One exception to this trend is Montana. On November 6, Montanans rejected I-185, a ballot initiative proposing to fund the state’s Medicaid expansion through a tobacco tax. The ballot initiative would have removed a sunset provision that automatically terminates funding for the expansion in 2019. The outcome of the initiative has not necessarily killed Montana’s expanded program. The Republican legislature may still act to appropriate funding for the program, and—given that the expansion was originally passed with bipartisan support in the state legislature—this route to securing financing is not foreclosed. In August, the oversight committee in charge of the expansion bill recommended that the state fund the program regardless of the outcome of the ballot initiative.
However, even if the future of the Montana expansion remains unclear, there are still some important immediate takeaways from the result of I-185.
- As this NPR article notes, Montana would be the first state to reverse its state Medicaid program after enactment.
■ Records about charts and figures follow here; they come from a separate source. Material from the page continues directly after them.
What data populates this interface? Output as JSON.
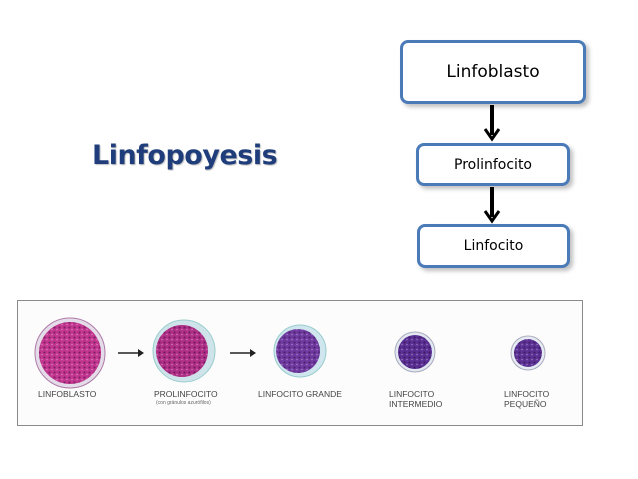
{
  "title": "Linfopoyesis",
  "flow": {
    "boxes": [
      "Linfoblasto",
      "Prolinfocito",
      "Linfocito"
    ]
  },
  "strip": {
    "cells": [
      {
        "label": "LINFOBLASTO",
        "label2": "",
        "sub": "",
        "color": "#c2368f"
      },
      {
        "label": "PROLINFOCITO",
        "label2": "",
        "sub": "(con gránulos azurófilos)",
        "color": "#b02f87"
      },
      {
        "label": "LINFOCITO GRANDE",
        "label2": "",
        "sub": "",
        "color": "#6f3aa0"
      },
      {
        "label": "LINFOCITO",
        "label2": "INTERMEDIO",
        "sub": "",
        "color": "#5a2f93"
      },
      {
        "label": "LINFOCITO",
        "label2": "PEQUEÑO",
        "sub": "",
        "color": "#5c3194"
      }
    ]
  },
  "colors": {
    "title": "#1f3d7a",
    "box_border": "#4a7ab8"
  }
}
Public benefits programs are rarely reversed after enactment (the Medicare Catastrophic Care Coverage Act provides a rare counterexample), and the result in Montana would thus stand as a significant outlier.
- Another clear takeaway from the results of I-185 is the power of special interest financing in shaping the outcomes of ballot initiatives. Tobacco companies spent more than $17 million dollars to defeat the measure, making it the most expensive ballot initiative race in the state’s history. But while the proposed tobacco tax drew massive amounts of opposition money, there are good reasons to employ a tobacco tax to fund a public program like a Medicaid expansion. Surveys suggest that both smokers and non-smokers are more likely to support tobacco taxes that fund healthcare programs.
- Finally, Montana belongs to a growing list of states that are seeking to budget for Medicaid expansions through new and often-untested ways. A series of states have opted to impose work requirements and to curb the costs of their programs, in spite of evidence that such requirements will not actually reduce public costs. These initiatives appear increasingly unnecessary, however, in light of evidence that state Medicaid expansions often promise to pay for themselves. In Montana, a report showed that the expansion promised to pay for itself in the long term by increasing economic activity and reducing spending elsewhere in the state’s budget. Similarly, a study of the Michigan expansion showed that the program would likely be cost-neutral by 2021. The notion that supplementary taxes or cost-cutting measures must be implemented in order to maintain expansions is undercut by growing evidence that these programs need not come at extra cost.